Another 7.3% of pay TV customers in the US plan to ditch their pay TV service, according to the latest TiVo quarterly report which takes in 3,000 US interviews.
But the report shows a lot more, and it’s free so go download a copy here. It seems to confirm the idea that was being pushed about ten years ago, that channel unbundling is on the way. Funnily enough another report out this week from The Diffusion Group (TDG) suggests that every major US TV network will introduce a direct to consumer OTT service in the next five years.
Our only question is how those who wait 5 years will manage to survive in the meantime?
It looks like consumers are finally going to get what they want, 20 channels of their choice, each subscribed to separately, either as separate apps, but better still under a single search and discovery architecture, totally unbundled and wish they could pay around $1.50 for each of them, and just a little more for the most favorite channels.
While there is a lot more detail in the TiVo report, this raises many questions about the shape of future entertainment groups. They would do well to pour most of their prime assets into top heavy content channels, enriching them substantially, to make sure that their TV channels are among those which consumers actively choose to subscribe to. Over the years it has become common practice to share out the top programs across as many channels as possible and in-fill with reality show dross.

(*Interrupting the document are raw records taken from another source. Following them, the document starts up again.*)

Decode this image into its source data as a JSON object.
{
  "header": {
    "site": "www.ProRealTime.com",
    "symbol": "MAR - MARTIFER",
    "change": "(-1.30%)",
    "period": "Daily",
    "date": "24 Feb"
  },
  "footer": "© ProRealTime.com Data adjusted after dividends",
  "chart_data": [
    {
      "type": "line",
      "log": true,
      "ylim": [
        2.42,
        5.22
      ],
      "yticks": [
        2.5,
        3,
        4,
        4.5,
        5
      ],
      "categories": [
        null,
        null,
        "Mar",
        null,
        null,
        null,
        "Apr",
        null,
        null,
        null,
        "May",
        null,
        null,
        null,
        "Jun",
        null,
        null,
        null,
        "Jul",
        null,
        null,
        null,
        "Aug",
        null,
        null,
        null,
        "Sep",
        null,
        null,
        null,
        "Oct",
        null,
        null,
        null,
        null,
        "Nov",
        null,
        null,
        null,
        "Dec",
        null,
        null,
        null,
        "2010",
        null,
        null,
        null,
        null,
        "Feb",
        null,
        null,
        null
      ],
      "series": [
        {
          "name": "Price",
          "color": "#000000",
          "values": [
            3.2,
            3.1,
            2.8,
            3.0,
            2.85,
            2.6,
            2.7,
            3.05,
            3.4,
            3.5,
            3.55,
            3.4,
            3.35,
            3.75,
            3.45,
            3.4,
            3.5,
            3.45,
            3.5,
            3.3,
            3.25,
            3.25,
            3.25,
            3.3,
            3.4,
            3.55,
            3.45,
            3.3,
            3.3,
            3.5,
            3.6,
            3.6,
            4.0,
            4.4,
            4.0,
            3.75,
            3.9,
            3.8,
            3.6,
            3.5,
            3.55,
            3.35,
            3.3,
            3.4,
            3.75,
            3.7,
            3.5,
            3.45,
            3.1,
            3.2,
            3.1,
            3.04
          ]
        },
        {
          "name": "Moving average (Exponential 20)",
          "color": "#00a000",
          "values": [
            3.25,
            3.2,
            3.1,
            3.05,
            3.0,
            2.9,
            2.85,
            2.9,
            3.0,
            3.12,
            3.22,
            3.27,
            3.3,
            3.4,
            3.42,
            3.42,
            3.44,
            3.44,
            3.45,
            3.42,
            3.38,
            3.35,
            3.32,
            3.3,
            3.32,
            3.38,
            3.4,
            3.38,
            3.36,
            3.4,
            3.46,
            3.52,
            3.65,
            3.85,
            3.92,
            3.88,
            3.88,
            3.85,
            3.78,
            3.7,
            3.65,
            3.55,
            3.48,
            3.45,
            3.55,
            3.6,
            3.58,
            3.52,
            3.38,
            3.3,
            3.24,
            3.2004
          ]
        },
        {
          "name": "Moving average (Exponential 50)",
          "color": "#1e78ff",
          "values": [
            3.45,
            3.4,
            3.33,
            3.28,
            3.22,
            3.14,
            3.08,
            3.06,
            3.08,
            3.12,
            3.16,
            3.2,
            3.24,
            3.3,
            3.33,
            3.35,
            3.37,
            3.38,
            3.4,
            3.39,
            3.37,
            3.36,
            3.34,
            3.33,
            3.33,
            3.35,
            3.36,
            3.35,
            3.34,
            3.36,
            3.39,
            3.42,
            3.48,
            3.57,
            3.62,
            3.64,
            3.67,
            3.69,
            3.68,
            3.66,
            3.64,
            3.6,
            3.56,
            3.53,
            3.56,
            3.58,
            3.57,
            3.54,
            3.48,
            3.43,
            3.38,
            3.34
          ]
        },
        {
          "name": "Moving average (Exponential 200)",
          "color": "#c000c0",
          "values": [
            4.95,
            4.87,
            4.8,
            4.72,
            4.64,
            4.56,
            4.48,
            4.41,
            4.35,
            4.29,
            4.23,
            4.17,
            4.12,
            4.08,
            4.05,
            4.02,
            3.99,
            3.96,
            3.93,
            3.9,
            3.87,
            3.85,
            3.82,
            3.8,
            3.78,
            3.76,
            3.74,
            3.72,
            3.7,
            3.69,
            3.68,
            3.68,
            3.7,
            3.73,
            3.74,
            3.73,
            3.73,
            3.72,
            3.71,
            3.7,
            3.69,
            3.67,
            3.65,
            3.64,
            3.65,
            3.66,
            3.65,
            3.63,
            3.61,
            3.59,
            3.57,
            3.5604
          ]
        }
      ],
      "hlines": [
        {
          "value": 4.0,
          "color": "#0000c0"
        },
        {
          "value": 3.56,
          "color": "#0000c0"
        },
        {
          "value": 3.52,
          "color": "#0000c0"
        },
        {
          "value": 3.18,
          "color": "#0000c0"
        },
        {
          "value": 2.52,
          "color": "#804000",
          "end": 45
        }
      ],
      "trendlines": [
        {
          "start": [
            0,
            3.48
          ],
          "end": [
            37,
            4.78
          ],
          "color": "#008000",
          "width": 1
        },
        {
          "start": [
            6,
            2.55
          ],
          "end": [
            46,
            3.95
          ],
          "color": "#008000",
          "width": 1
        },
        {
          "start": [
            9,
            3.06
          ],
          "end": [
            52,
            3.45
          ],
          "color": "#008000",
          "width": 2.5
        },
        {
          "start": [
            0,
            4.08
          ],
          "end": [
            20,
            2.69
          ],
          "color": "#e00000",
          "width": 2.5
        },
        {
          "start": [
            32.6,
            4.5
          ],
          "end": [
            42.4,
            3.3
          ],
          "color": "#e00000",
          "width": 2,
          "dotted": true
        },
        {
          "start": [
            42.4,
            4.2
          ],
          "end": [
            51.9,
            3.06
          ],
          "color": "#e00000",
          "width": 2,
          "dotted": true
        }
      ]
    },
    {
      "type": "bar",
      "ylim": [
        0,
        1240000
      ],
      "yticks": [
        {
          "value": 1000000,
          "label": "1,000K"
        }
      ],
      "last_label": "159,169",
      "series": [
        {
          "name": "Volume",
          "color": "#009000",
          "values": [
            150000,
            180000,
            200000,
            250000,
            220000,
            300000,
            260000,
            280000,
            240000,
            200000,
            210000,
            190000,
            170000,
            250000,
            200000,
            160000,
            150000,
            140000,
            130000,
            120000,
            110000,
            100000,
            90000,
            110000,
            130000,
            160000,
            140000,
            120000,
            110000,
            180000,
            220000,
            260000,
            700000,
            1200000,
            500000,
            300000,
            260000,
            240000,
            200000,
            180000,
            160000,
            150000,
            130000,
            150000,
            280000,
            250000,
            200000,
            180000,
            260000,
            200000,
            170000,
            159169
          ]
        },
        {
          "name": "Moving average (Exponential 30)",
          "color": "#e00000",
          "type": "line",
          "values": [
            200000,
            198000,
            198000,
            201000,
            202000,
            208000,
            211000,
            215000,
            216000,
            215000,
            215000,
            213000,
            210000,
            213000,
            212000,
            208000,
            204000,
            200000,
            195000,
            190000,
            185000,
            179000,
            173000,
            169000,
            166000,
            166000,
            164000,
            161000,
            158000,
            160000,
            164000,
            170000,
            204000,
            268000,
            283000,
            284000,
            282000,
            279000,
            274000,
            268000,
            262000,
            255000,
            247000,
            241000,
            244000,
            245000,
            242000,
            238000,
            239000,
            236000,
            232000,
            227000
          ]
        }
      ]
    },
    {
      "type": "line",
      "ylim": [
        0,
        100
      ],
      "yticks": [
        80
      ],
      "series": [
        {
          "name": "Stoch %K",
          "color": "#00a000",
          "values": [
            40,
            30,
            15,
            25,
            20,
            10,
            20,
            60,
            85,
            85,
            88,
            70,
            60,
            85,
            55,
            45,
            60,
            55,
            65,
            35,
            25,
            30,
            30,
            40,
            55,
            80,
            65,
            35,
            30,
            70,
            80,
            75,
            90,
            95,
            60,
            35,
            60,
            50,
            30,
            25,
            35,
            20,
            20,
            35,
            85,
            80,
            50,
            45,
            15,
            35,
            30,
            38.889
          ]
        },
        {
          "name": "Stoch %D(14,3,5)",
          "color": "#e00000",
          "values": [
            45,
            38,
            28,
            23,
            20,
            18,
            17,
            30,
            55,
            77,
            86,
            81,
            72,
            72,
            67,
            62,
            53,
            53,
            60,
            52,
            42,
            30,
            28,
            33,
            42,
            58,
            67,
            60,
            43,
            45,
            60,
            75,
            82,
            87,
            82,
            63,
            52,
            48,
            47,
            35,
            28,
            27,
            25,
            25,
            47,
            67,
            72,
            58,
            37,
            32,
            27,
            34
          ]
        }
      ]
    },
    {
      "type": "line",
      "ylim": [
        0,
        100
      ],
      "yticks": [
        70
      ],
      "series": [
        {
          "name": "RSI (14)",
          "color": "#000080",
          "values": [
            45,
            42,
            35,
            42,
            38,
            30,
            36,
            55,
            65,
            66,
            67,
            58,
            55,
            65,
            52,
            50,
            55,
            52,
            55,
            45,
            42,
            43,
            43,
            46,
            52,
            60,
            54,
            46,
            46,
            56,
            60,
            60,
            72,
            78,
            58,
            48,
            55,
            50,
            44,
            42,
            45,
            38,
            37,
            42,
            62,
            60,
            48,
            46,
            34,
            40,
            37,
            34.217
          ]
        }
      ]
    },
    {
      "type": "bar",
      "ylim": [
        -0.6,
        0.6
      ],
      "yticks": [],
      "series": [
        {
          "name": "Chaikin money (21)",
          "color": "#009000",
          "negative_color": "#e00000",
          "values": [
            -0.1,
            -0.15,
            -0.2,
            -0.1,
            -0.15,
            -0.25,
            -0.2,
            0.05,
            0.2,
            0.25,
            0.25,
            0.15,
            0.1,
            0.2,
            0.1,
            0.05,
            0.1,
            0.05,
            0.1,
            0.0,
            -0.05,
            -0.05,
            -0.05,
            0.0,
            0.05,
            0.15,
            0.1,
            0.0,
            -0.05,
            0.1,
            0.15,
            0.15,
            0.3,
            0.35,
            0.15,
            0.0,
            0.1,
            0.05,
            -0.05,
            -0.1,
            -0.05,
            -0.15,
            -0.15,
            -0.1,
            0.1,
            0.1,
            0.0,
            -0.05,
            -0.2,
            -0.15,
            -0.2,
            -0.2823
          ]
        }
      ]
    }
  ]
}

Instead of a group with 12 TV channels, it is better in terms of cost and output, to push content into one channel app, and provide the rest of the past programming as VoD and use the app as an experimental platform to explore new content types. If all the major groups took that advice the US would lose 100s of TV channels and much of the production work on that content. In turn this would free up many experienced program makers to do their own thing and try to sell it, perhaps as a YouTube channel, over the internet, enriching the original content market.
The top lines from the TiVo report said that 9.3% of respondents with a pay TV service switched their providers in the past three months, the biggest churn rate in 2017. Another 7.3% said they would cut their pay TV service in the next 6 months. TiVo calculates that what with people planning to move to rival pay TV providers and those about to cut the cord, as many as 50% of pay TV users could leave their providers in the next 6 months.
And if that’s the case, it is no wonder TDG got the idea that every one of the networks plans its own app, direct to consumers – that must be their only hope of staying alive and avoiding losses.
The TiVo survey showed that 81.3% of respondents said they would like the ability to only pay for the channels they want to watch, when this was dug into deeply, the average ARPU they wished to pay was $33 a month with an average of 22 channels.
The top channels were ABC, Fox, CBS and Discovery, with HBO in 6th place, NBC in 7th and AMC in 10th. Respondents said that some channels were worth more, and when they self-priced these, they came out to HBO being worth $2.58 rather than the average price of $1.50, followed by the movie channels Cinemax and Starz and then Showtime. There were a few sports channels at the tail end of the top ten.
When the debate was held about unbundling some ten years ago, consumers were told that pricing per channel would have to go up significantly towards the $5 mark and beyond and that such a move was impossible. However, the collapse of ad ratings and the rise in skinny bundles suggests that the time has come for unbundling and that there is sufficient consumers market control now to enforce it.
TiVo also asked about those without pay TV and discovered that 85.2% of respondents subscribe (so just 14.8% do not) and around 18.9% of those without it cut services in the last 12 months. The main reason given was price. The second reason is “I have Netflix,” and the third is “I use an antenna to get the basic channels.”
For paying customers, when asked why they might leave pay TV, price comes up once again along with poor service and poor customer service.
TiVo began this survey around the idea of content discovery, so it is no surprise that they asked about it once again, showing that 57% of respondents would like their guide changed to a carousel format of sorted and categorized groups/lists of TV shows and movies. Rather like X1 and most other modern UIs.
In all, some 68.2% of respondents use an SVoD service, up 12.8% over a year ago and around 80% of those have Netflix, 35% Amazon, and 25% Hulu with YouTube TV the 4th player with a significantly higher score than the next big favorite, HBO Now. SVoD subscribers pay between $9 to $14 each month but 13.7% of them spend $25 or more.
Some 93.3% of SVoD subscribers watch content on it every day and half watch 1 to 3 hours a day. TiVo also tracked the devices this was on, but only the Amazon Fire TV had gone up appreciably since it last asked.
The inevitable question about smart speakers had 21.5% of people saying they had one with Amazon Echo and Dot combined reaching 57% market share and Google Home at 35.5% market share. They are used mostly for playing music, general knowledge and for setting timers and reminders.